Tuż obok kierunkowskazy – do młyna, na cmentarz... mnie zainteresował młyn, zwłaszcza że akurat kierunek zgodny z obranym. Niestety, z młyna nie zostało absolutnie nic, jezioro spiętrzane jest przez typową zaporę na rzece. Co gorsza, chmury zaczynają sugerować, że trochę ciąży im ta woda, i chętnie by jej się trochę pozbyły. Na szczęście, nie są w tej kwestii zbyt konsekwentne, inaczej szybko wróciłbym do samochodu. Tak więc żółtym szlakiem konnym/zielonym szlakiem pieszym zaczynam obchodzić jezioro Kabatki Duże. Droga pięknie wżyna się wąwozem w pobliskie wzgórze, aby tam podstępnie szlaki się rozdzieliły.

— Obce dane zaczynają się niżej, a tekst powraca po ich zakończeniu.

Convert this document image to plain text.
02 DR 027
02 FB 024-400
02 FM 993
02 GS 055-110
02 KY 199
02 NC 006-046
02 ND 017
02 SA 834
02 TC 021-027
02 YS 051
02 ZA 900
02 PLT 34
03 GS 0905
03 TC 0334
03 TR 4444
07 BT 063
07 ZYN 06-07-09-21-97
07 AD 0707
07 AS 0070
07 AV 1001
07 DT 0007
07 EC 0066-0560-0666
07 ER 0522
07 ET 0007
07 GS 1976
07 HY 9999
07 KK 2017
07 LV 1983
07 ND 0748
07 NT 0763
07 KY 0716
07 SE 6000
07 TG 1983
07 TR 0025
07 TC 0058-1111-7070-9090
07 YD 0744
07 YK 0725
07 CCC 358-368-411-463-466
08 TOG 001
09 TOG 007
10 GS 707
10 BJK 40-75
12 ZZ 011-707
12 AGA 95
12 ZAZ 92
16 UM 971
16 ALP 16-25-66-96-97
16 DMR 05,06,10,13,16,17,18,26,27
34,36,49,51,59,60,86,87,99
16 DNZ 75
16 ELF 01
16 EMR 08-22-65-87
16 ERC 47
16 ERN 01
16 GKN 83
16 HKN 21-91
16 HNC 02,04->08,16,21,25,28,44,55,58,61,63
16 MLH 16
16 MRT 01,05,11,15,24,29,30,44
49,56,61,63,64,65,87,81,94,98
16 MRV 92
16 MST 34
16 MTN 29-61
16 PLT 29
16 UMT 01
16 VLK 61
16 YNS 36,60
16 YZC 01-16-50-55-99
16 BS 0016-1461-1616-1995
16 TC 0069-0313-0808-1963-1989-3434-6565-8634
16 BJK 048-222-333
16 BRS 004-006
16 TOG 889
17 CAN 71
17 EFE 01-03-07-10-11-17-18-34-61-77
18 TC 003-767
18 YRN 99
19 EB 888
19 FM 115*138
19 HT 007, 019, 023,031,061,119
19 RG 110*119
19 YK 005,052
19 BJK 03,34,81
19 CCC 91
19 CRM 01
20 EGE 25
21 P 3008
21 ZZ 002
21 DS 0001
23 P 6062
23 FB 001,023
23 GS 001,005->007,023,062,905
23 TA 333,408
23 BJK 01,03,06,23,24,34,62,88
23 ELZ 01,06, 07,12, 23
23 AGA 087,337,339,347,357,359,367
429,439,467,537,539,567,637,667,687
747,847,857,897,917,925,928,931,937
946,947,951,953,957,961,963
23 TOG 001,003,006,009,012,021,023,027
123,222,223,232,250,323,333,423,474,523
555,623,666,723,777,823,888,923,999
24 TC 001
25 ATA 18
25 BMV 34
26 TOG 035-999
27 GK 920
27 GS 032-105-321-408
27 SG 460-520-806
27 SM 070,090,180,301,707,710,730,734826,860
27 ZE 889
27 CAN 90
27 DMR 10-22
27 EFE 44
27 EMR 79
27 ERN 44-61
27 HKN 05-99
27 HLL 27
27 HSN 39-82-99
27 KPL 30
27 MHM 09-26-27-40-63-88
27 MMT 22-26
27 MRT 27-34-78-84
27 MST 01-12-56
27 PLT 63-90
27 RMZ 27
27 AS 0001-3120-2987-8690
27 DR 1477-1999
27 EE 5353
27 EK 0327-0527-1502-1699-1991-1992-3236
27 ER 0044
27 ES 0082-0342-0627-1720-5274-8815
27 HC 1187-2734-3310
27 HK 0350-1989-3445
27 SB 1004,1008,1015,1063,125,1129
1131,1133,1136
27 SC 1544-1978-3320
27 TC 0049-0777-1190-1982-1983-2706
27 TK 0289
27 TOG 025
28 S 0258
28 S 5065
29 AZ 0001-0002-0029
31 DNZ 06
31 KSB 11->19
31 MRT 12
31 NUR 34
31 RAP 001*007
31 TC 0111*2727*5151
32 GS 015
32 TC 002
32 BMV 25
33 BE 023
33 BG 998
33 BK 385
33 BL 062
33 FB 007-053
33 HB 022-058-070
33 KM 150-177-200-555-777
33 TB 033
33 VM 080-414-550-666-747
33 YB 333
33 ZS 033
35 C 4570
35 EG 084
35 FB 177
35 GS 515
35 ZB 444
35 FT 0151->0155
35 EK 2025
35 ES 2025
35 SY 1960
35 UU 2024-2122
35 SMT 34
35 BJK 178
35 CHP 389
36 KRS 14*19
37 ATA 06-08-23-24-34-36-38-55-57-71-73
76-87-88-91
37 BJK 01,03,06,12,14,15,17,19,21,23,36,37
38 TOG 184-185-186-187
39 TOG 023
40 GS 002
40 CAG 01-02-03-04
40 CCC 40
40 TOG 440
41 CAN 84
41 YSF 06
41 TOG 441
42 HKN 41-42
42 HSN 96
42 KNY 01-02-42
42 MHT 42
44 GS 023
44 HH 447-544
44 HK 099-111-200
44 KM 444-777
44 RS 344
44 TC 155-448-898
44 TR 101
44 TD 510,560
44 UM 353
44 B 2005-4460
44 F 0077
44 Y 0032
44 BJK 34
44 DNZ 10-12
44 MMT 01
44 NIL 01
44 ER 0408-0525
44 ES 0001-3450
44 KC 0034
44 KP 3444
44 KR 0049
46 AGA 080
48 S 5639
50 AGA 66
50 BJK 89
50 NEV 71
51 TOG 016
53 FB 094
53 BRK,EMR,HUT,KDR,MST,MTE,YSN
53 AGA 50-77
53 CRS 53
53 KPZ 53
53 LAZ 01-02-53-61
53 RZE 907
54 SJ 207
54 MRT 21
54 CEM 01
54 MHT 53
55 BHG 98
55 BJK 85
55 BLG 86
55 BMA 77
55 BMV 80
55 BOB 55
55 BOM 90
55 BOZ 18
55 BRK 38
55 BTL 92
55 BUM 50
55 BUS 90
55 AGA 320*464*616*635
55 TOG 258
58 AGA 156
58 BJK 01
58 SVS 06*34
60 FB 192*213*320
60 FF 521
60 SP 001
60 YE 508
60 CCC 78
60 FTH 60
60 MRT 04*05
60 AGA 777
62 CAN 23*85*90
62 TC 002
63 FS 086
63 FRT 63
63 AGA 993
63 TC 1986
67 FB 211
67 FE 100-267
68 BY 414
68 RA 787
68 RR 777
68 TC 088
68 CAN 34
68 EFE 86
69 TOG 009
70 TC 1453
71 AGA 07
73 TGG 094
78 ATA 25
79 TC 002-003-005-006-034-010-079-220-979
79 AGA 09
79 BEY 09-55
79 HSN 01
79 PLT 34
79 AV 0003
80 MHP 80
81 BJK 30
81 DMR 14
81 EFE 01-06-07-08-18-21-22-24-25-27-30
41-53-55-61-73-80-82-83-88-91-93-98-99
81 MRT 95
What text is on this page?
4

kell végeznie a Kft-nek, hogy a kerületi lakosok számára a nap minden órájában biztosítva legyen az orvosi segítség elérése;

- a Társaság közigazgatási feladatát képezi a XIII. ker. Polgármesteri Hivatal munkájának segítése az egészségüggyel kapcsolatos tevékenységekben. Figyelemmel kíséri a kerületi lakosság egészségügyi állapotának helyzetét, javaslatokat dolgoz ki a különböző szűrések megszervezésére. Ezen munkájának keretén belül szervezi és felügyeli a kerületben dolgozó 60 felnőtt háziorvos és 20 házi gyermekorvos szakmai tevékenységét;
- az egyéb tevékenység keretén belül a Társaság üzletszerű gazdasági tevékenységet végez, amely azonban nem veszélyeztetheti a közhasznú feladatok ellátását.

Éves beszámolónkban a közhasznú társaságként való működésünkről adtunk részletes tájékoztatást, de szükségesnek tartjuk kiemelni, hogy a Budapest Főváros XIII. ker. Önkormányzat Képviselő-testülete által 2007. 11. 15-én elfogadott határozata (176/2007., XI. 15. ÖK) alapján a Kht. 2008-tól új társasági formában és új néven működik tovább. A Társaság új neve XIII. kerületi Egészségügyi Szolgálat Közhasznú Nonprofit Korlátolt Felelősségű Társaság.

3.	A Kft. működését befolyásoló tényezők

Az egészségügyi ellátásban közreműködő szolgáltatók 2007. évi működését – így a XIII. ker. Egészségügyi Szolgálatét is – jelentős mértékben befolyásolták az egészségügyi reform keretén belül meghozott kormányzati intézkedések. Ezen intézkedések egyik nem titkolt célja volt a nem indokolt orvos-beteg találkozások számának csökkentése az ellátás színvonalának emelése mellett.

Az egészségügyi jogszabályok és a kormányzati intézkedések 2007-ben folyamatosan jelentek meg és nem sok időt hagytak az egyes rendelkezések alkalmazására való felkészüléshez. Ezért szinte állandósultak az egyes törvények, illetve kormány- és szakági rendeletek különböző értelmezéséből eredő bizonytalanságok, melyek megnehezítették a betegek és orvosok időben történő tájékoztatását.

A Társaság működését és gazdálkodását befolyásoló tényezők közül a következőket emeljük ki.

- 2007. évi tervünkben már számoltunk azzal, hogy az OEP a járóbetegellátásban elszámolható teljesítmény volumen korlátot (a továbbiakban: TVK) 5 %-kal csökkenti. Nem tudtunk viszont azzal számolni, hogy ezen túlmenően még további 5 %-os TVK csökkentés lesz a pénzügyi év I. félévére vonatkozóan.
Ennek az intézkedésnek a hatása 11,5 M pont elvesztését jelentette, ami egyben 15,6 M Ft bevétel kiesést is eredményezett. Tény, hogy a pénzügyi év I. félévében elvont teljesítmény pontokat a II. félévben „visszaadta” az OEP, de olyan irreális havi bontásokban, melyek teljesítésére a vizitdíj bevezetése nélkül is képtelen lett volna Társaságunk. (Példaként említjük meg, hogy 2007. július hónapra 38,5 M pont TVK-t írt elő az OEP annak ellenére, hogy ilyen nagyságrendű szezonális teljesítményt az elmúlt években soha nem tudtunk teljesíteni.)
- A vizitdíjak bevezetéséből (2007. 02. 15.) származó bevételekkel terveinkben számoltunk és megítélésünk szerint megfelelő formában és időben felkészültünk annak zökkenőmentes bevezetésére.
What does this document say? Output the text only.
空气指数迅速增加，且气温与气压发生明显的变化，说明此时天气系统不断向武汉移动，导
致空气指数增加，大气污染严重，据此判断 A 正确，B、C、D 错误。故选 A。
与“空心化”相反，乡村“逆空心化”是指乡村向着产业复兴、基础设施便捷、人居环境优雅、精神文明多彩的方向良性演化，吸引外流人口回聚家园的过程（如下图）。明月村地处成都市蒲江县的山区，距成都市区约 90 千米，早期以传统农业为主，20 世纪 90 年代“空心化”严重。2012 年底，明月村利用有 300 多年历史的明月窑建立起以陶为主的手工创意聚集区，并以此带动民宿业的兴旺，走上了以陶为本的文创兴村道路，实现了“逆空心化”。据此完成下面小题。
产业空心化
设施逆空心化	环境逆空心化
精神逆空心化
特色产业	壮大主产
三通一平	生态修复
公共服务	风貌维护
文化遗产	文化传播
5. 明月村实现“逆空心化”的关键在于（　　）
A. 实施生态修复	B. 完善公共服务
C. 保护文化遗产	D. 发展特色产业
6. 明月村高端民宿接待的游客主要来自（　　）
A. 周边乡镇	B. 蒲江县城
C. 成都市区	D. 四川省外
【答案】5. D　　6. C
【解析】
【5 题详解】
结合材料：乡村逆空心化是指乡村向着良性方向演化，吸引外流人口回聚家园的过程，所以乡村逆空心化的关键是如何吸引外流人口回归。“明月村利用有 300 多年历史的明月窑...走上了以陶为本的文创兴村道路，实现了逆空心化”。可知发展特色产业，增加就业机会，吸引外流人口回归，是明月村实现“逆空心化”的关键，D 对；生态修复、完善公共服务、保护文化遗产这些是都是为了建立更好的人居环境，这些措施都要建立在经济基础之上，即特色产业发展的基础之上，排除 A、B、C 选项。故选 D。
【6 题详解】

Nieuważny turysta zapewne pogodni do przodu zielonym szlakiem, jednak dzięki mapie udaje się wypatrzyć czarny szlak rowerowy (z żółtym konnym). Droga ciągnie się wśród takiego prawdziwego lasu, wśród porozrzucanych drzew, w poprzek licznych pagórków. To taka, która nie zachwyca żadnym ciekawym krajobrazem, ale za to bardzo miło się taką idzie. Nie powiem wam, na czym to polega, o tym trzeba się przekonać samemu.
Niestety, słabe oznakowanie sprawia, że czarnego szlaku nie udaje się upilnować, więc żółtym końskim wychodzę na dużą polanę przeciętą brukiem. Tak, to kolejny dziś szlak, rowerowy czerwony, którym dochodzę do drugiego końca rowerowego czarnego. Zamiast skrótem, doszedłem tu brukiem, wśród niziutkich sosenek, a deszcz znowu nieśmiało zaczyna sugerować, że pora się wynosić. Aluzja została źle zrozumiana – zamiast zawrócić, chowam się przed nim w las. Tym samym schodzę ze szlaku na nieoznakowaną ścieżkę wzdłuż jeziora Kabatki, które powoli przechodzi w jezioro Gołębie. Po prawej dziki las, przerywany jedynie stromą skarpą. Kolejne miejsce, które warto obejrzeć, choć ciężko zrobić ciekawe zdjęcie. Zwłaszcza, że deszcz zdecydował się wreszcie, że  dziś sobie jednak popada. Nie pozostaje nic innego, jak przyspieszyć kroku, żeby szybciej wrócić. Oczywiście kurtki przeciwdeszczowej nie mam, bo gdy wyjeżdżałem z Gorzowa, świeciło słońce wyraźnie dające do zrozumienia, że do końca dnia leniwie będzie się snuło do linii horyzontu, i że w tym upale nie w głowie mu żadne zabawy w chowanego z chmurami. Na szczęście, kolejny wąwóz, tym razem w poprzek okazuje się drogą w Kabatce. Droga kilkoma zakrętami wije się w nierównym terenie, wśród licznych mini-jeziorek, aby wreszcie mostkiem przerzucić się na drugą stronę rzeki. Znów kawałek brukiem, jednak od razu szukam normalnej leśnej drogi – i wygodniej, i zawsze to bliżej, czyli szybciej można się schować przed deszczem. Na szczęście ten deszcz to wciąż kapuśniaczek, więc idąc drogą pod drzewami nawet mocno się nie moknie, na szczęście na przystanek udaje się znaleźć sarni paśnik. Chwila na łyk wody, czekoladę, i dalej w deszczu. Droga bez szlaku nie zawsze chce kręcić się we właściwym kierunku, kilka zakrętów i nie zawsze jestem pewien czy idę we właściwym kierunku, jednak z daleka daje się zauważyć znajoma już polana, a chwilę później kierunkowskazy. Złośliwy deszcz... akurat w tym momencie przestaje padać, bo co to mu za radość padać na kogoś, kto w każdej chwili może schować się w samochodzie?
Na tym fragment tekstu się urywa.